Das sagen auch die Verfasser der Studie im Interview.
Gut, im Prinzip sagen sie, in der Schifffahrtsrinne in Wien werden Fäkalien sein. Ob sie bei den Bädern auch sein werden, sei mal dahingestellt. Spätestens im April, Mai kommen eh die ersten Messungen, davor ist das Wasser eh kühl und sie reden auch in den Artikeln eher von einer Gefahr in der warmen Jahreszeit.

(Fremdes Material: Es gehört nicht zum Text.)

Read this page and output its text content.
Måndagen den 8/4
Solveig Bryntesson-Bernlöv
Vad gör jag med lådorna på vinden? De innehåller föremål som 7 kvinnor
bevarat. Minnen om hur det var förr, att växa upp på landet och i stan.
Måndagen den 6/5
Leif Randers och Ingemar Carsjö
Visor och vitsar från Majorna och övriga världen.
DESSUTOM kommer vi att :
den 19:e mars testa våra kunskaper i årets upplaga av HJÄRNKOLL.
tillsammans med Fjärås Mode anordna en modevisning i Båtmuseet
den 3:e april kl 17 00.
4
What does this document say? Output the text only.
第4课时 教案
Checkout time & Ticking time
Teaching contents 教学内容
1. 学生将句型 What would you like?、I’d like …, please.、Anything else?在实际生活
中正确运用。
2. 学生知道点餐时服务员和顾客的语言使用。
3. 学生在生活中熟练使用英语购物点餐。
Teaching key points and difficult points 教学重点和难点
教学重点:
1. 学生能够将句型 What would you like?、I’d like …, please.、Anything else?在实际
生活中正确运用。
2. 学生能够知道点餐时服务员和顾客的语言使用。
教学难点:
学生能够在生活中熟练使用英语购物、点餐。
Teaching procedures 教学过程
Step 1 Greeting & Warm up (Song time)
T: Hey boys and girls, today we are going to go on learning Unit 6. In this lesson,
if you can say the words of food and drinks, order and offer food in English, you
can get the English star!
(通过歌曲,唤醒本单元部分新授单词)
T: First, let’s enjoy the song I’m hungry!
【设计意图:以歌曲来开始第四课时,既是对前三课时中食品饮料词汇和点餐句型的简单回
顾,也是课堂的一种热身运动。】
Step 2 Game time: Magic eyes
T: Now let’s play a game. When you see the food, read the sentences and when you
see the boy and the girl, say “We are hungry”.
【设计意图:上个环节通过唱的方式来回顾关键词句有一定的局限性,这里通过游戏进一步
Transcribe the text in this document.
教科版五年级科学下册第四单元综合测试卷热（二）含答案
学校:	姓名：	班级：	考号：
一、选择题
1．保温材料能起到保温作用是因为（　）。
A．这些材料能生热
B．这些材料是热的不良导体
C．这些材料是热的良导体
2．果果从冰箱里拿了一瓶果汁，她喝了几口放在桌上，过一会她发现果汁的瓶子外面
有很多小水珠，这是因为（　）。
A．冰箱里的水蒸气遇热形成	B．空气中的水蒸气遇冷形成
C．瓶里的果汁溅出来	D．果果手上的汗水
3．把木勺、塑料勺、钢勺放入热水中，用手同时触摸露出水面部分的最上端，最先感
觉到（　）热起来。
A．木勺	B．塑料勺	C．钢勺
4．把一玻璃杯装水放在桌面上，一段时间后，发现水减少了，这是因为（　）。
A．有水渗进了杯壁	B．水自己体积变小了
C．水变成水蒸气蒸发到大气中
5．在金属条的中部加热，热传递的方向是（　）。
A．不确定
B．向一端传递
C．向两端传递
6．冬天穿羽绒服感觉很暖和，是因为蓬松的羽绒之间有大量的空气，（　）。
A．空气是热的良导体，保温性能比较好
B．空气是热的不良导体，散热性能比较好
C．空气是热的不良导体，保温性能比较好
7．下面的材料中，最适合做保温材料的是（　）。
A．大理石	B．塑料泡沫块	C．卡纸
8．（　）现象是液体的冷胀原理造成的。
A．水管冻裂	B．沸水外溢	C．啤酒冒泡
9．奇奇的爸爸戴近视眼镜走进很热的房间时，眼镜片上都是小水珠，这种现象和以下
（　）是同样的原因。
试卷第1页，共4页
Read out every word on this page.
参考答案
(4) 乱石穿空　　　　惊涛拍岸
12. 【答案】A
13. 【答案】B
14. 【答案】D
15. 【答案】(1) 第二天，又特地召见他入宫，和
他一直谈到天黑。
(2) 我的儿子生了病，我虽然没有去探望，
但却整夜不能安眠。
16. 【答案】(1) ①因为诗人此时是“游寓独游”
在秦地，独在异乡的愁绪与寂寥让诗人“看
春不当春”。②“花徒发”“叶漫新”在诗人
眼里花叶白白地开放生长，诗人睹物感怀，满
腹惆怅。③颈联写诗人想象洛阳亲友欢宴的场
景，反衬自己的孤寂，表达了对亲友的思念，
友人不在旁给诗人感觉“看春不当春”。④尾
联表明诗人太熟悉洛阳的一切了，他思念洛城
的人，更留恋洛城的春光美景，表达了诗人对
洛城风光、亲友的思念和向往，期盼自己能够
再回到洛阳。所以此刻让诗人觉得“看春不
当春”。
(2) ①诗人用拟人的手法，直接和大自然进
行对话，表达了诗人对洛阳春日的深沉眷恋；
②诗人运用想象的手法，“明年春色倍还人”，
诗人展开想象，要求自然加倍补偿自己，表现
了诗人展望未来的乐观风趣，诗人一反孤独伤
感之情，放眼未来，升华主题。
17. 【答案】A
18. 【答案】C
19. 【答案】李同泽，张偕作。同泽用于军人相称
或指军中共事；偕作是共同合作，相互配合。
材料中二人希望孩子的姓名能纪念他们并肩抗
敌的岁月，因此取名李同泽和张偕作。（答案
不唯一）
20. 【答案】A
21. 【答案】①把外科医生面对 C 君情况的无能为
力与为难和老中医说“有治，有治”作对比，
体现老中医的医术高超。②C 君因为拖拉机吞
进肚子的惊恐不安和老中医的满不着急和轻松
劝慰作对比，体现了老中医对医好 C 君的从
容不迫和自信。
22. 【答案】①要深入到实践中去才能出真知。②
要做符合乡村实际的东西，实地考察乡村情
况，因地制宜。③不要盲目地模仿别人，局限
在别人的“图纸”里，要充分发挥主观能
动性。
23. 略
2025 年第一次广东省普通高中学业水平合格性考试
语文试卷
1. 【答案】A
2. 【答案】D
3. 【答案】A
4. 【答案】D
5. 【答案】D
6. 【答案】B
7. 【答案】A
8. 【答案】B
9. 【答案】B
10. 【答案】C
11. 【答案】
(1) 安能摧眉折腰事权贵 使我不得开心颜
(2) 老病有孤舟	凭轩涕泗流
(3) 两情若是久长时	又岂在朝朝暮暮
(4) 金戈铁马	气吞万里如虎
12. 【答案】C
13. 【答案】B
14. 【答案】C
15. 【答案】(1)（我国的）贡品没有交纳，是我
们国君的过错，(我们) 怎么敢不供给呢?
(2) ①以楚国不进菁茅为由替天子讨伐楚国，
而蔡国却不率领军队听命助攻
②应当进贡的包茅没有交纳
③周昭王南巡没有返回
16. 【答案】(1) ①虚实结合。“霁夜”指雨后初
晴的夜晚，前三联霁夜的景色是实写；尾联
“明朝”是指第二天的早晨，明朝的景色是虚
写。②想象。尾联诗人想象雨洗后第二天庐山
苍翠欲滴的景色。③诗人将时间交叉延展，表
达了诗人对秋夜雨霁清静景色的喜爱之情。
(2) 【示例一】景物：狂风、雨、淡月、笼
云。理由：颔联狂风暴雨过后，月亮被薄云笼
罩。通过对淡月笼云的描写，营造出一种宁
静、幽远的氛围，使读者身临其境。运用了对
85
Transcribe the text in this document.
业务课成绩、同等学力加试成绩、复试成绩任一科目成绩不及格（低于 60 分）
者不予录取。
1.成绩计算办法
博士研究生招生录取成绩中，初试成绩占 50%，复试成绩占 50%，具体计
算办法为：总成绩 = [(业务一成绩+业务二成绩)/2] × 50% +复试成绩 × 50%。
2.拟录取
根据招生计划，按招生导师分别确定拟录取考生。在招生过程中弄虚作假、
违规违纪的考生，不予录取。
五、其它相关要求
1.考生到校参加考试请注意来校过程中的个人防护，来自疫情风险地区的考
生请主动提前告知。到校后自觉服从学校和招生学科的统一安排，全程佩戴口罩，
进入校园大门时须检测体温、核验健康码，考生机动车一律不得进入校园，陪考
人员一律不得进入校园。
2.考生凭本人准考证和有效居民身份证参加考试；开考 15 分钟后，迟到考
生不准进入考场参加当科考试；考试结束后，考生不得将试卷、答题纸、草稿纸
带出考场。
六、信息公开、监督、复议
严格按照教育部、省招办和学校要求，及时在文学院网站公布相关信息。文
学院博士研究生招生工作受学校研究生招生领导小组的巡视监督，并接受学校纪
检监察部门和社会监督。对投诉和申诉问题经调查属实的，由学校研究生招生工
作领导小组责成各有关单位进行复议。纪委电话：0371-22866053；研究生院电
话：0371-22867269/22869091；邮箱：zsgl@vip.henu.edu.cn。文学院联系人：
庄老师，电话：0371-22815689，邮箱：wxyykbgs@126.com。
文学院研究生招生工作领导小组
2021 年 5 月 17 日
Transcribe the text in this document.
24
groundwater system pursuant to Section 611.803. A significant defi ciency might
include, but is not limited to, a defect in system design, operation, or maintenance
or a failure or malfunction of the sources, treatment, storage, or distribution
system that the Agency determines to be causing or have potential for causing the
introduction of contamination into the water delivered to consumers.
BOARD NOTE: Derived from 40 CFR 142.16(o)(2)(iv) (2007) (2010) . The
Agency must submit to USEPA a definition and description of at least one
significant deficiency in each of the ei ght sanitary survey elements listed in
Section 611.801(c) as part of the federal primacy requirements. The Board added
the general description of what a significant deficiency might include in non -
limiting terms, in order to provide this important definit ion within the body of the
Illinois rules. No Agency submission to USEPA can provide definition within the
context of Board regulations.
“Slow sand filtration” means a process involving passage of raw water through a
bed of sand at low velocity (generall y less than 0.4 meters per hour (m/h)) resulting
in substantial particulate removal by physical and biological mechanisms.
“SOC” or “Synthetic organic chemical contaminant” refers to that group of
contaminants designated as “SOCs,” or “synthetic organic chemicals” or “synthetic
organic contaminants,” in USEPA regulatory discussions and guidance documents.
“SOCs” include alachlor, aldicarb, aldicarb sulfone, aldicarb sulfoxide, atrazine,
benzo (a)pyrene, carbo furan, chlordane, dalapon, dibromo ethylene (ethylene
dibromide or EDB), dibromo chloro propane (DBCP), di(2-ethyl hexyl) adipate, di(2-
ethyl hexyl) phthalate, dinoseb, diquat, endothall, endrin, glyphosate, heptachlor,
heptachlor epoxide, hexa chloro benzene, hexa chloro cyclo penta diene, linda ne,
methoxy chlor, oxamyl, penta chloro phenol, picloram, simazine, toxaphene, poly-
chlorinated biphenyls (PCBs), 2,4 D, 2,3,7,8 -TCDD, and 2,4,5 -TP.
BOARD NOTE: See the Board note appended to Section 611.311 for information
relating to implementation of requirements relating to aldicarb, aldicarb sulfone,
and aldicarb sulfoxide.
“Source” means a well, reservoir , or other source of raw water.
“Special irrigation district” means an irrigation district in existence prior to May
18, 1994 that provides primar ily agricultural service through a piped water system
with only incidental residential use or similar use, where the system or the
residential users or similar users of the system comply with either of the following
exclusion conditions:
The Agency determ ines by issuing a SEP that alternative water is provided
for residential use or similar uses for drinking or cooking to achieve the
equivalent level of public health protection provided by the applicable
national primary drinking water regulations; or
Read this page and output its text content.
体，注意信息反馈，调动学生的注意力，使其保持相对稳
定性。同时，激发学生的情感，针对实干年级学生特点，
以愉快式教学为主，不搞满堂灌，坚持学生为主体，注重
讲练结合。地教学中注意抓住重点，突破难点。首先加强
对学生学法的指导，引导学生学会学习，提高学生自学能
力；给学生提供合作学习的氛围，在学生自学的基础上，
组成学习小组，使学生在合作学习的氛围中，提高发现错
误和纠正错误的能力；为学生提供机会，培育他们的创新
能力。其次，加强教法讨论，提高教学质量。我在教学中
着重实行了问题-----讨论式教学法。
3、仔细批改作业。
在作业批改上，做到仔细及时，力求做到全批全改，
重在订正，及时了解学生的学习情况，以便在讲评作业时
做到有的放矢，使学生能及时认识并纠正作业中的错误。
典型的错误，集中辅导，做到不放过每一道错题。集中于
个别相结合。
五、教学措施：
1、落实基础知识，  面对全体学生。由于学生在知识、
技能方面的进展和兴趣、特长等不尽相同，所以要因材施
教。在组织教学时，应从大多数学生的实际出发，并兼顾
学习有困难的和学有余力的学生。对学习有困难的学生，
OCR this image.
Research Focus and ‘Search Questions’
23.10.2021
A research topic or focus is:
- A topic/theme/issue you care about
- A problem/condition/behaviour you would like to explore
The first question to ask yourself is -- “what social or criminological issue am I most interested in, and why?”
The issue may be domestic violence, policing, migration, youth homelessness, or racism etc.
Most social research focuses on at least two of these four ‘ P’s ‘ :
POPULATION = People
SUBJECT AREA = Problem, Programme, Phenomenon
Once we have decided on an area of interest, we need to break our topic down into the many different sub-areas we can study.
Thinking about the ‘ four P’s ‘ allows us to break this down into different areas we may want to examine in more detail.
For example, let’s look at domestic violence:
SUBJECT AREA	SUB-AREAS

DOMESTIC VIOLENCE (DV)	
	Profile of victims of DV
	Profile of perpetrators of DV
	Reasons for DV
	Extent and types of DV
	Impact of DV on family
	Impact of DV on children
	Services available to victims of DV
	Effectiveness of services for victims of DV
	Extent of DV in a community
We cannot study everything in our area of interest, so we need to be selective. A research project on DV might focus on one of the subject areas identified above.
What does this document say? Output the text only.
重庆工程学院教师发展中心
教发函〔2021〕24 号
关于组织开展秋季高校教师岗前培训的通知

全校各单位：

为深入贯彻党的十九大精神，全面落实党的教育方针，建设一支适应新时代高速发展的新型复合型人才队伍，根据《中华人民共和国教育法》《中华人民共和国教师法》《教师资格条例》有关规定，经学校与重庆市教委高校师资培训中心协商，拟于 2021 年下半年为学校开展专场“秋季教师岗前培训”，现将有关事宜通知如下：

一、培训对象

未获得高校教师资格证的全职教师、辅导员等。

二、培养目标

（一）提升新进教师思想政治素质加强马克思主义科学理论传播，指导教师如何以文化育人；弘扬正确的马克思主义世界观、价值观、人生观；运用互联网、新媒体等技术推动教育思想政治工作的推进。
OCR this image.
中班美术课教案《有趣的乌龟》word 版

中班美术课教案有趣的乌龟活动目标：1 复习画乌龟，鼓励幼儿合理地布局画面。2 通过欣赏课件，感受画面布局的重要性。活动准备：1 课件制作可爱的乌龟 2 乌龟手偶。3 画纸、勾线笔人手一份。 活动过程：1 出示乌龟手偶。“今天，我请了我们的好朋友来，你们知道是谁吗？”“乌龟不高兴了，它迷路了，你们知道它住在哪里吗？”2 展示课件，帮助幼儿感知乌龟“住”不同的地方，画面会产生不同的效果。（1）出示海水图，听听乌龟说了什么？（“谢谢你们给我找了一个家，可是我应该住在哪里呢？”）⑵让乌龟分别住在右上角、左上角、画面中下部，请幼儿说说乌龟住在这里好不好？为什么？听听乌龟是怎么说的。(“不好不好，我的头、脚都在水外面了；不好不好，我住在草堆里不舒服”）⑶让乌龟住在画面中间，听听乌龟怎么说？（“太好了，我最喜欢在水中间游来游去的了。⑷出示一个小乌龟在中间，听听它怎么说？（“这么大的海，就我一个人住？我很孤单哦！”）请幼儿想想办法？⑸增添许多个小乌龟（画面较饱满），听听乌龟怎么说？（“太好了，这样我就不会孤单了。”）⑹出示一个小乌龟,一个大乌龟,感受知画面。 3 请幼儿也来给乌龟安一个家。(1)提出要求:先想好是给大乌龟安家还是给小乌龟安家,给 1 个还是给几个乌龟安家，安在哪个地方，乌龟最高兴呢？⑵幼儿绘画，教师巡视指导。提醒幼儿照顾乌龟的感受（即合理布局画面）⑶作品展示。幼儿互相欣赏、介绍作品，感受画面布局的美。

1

Mit dem Badeverbot stützt sich oe24 auch auf die Aussage des Politikers Toni Mahdalik: "Die Überprüfung der Wasserqualität muss ab sofort intensiviert werden. Die Fäkalgefahr ist evident und gesundheitsgefährdend. Es droht ein Badeverbot für Donau, Alte Donau und Entlastungsgerinne in der warmen Jahreszeit. Das wäre eine Katastrophe für die Erholungssuchenden und vor allem die Freizeitbetriebe."
Woher er die Messergebnisse nimmt, ist unbekannt.
Vielleicht das nächste Mal keinen Fussballer zur Interpretation mikrobiologischer Studien befragen.

Da ich jetzt nach 2 stündiger Suche noch auf keine aktuellen Messdaten gestoßen bin, neige ich dazu das ganze als Falschmeldung der österreichische Tageszeitung zu klassifizieren, da sie sich auf eine Aussage zu stützen scheinen, die die Person, die sie gemacht hat mit der angegebenen Quelle nicht belegen kann und sie sich selbst anscheinen netmal die Mühe gemacht haben, die Studie zu lesen. Trotzdem bringen sie es als Fakt "Der Donau droht ein Badeverbot".
 
Zuletzt bearbeitet:
Da ich jetzt nach 2 stündiger Suche noch auf keine aktuellen Messdaten gestoßen bin, neige ich dazu das ganze als Falschmeldung der österreichische Tageszeitung zu klassifizieren, da sie sich auf eine Aussage zu stützen scheinen, die die Person, die sie gemacht hat mit der angegebenen Quelle nicht belegen kann und sie sich selbst anscheinen netmal die Mühe gemacht haben, die Studie zu lesen.

Dass ein Österreich-Bericht über die Aussage eines FPÖlers nicht ganz nachvollziehbar ist, überrascht mich jetzt doch sehr :shock: San des net de Guadn?
 
Dass ein Österreich-Bericht über die Aussage eines FPÖlers nicht ganz nachvollziehbar ist, überrascht mich jetzt doch sehr :shock: San des net de Guadn?
Keine Ahnung, dafür gibts einen Politikbereich.
Apolitisch sehe ich hier den Hirntot mindestens zweier Politker und eines Journalisten, der die Geschichte rausgebracht hat, ohne sie zu überprüfen.
 
Im Gegensatz zu lieben Albin hab ich kein Problem damit einen Fehler einzugestehen. Meine Einschätzung der Lage war falsch, deshalb gebe ich ihm Recht. Aber vielleicht kann er mir ja jetzt Belege liefern, auf deren Grundlage er in einenem anderen Thread mutmaßte ich wäre nicht ganz dicht.